Israel’s prime minister, Benjamin Netanyahu, did not attend, but used Twitter to thank the protesters, writing that “your passion and patriotism moves me deeply”.

Noham, a 30-year-old from the illegal settlement of Geva Binjamin in the West Bank, who attended with his wife, Elia, 25, and their two small daughters, called the atmosphere “powerful”.

An aerial view shows the demonstrators. Photograph: Ilan Rosenberg/Reuters

“We are praying for the reforms to happen. We can’t let a minority on the left impose themselves on everyone else,” he said.

After a brief stint in opposition, Netanyahu, Israel’s longtime prime minister, was re-elected in November 2022 at the head of a coalition of ultra-Orthodox and extremist rightwing parties.

Its planned reforms will limit the powerful supreme court’s ability to overturn laws, and give politicians more control over the judicial appointments . Critics have denounced it as a transparent power grab.
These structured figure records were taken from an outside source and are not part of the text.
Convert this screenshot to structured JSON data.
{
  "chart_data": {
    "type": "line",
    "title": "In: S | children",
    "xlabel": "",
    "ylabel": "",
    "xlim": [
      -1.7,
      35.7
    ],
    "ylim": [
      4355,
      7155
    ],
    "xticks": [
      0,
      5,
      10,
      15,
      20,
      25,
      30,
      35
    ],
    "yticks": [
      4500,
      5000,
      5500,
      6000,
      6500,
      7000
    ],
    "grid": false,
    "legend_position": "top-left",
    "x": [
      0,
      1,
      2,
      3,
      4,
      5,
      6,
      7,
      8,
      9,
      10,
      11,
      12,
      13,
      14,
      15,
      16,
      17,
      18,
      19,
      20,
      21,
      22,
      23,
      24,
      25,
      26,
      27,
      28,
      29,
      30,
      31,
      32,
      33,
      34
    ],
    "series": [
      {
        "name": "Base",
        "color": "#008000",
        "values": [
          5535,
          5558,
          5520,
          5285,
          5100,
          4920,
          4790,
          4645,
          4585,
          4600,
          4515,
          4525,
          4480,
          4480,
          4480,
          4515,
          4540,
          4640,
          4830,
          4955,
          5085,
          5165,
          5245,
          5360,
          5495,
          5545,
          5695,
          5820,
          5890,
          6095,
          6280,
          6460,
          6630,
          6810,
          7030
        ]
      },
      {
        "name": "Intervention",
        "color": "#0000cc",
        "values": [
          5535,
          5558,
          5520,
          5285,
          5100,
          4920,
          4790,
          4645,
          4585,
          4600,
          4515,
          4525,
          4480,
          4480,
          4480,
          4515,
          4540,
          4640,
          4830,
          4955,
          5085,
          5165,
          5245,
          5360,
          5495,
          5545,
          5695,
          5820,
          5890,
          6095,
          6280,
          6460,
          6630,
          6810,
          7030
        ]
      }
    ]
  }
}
A February poll commissioned by the Jewish People Policy Institute found that while 84% of Israelis believe the judicial system is in need of change, only one in four support the government’s proposals in their current form.
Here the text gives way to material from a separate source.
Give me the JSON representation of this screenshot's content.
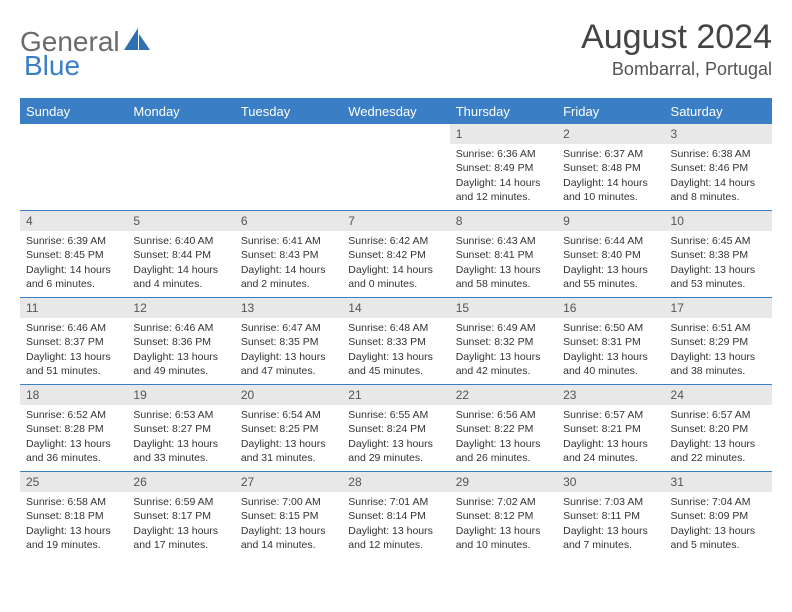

Many of those opposed to the overhaul say the public was jaded by five elections in less than four years triggered by Netanyahu’s corruption trial, and that they did not wake up to the prospect of the far-right in government until it was too late.

“I have many leftwing friends, and they say they are scared. They think the reforms will amount to a dictatorship,” said a 67-year-old woman from the affluent Tel Aviv suburb of Ramat Gan, who gave her name as Tzipi.

“There are some elements out there that think our votes don’t count. Israel is a very young country and I guess there is still a feeling that we are still in tribes of ashkenazi, mizrahi, religious, secular.

“At the end of the day we are one people. We unite in hours of trouble and war. We have to figure it out.”

Netanyahu was forced to announce a freeze to the judicial overhaul in late March, after wildcat protests and strikes in response to his stated intention to fire Yoav Gallant, his dissenting defence minister, almost completely shut down the country.

During the month-long Passover recess, Israel’s figurehead president, Isaac Herzog, has mediated negotiations between the government and the opposition in hopes of arriving at a compromise.

The Knesset is set to reconvene on Sunday, but it is still not clear how much, if any, progress has been made.

With budget negotiations pending and the question of how to deal with a spike in violence with the Palestinians and Lebanon on the government’s agenda, some supporters of the changes fear the legislation could be kicked into the long grass.

“The supreme court has been an issue for a long time, it is corrupt and biased and makes us [rightwingers] second-class citizens,” said Mikhael, a 19-year-old yeshiva student from the settlement of Eli.

“The left wing have the right to protest; I think they still support the country. But they are living in an illusion if they think they are the majority.”